Though they could intrude during the event, Clay added, “They would probably have very low impact on the actual viewing of it.”

Heavier clouds are predicted to be hanging in the south and west of the U.S.

For weeks, months and maybe years, people have wondered what the weather will be like on April 8, 2024. Now that they have a three-day prediction, McGowan said some are changing their plans.

ASCO Trustee Marc Staves said the eclipse die-hards book rooms in several places along the path of totality to not take any chances. If one location looks like it’s going to be cloudy, he said they bail and go to the next one.

“That’s what they do,” McGowan said.

Currently, the Adirondacks are in a low pressure system from the late-season nor’easter which blanketed the region in snow yet again for the past three days, Clay said. He said a high pressure is expected to be coming in to push that off shore.

“If you’re going to get clear skies, you pretty much need high pressure,” he said.

The sky is expected to remain cloudy through Saturday and break its cloudy pattern on Sunday.

Clay said temperatures on Monday are predicted to be in the low- to mid-50s on ground level. In the mountains it will be lower, in the mid-40s, he said.

The Tri-Lakes were hit with between 4 and 8 inches of snow in the storm this week. Clay said with temperatures warming into the mid- to upper 30s — and then into the 50s — over the weekend, this could fully melt the snow in low elevations before the eclipse-watching crowds head out to their viewing locations.
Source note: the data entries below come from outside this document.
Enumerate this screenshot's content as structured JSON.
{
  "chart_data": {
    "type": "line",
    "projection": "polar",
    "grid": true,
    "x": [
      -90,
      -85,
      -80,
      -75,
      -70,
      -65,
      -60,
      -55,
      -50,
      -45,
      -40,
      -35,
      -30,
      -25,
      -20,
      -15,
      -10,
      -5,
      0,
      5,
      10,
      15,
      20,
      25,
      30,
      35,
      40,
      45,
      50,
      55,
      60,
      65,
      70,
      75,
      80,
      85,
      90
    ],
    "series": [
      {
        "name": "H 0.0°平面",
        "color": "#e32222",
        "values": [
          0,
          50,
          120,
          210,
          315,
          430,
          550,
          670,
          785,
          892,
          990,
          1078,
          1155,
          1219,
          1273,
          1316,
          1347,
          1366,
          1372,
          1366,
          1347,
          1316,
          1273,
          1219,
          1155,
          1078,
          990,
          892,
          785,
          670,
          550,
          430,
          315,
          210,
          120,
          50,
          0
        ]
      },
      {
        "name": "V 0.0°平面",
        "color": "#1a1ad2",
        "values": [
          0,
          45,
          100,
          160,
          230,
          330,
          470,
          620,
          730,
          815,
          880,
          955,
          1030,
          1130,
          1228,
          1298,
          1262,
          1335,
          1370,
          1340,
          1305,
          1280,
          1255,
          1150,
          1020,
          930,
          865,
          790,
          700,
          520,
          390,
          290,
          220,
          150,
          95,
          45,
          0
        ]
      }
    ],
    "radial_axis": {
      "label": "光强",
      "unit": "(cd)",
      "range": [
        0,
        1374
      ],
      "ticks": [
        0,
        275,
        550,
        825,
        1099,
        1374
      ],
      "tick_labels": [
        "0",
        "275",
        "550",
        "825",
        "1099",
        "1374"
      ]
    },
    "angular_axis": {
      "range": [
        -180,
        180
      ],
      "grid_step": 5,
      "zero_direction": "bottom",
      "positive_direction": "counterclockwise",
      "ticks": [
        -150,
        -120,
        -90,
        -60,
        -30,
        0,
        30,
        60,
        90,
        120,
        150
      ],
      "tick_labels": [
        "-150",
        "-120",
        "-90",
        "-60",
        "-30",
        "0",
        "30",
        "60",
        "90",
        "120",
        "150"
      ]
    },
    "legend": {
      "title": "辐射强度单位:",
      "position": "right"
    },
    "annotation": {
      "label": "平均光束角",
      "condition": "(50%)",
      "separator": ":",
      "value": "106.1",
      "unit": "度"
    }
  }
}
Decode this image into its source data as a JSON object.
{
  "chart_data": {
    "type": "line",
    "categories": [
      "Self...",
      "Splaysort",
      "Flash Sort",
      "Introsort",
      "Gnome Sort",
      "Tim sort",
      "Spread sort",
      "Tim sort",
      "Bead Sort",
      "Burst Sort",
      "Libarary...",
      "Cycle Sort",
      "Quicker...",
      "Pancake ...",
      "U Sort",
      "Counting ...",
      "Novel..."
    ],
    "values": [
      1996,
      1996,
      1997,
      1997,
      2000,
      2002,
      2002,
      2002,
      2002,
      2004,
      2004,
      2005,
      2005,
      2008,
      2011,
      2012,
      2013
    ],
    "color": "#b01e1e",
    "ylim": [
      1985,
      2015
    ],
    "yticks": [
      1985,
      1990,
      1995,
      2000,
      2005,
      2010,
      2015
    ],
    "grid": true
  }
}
But there will still be plenty of snow around on the mountains. Clay said the snowfall and warming present dangerous potentials for slippery ice and avalanches.

“If people are going to go out there they definitely need to be prepared for the conditions,” Clay said.

While snowshoes and foot traction devices are recommended for hiking on Monday, Clay added that “There’s plenty of places you can see the eclipse without being on the top of a mountain.”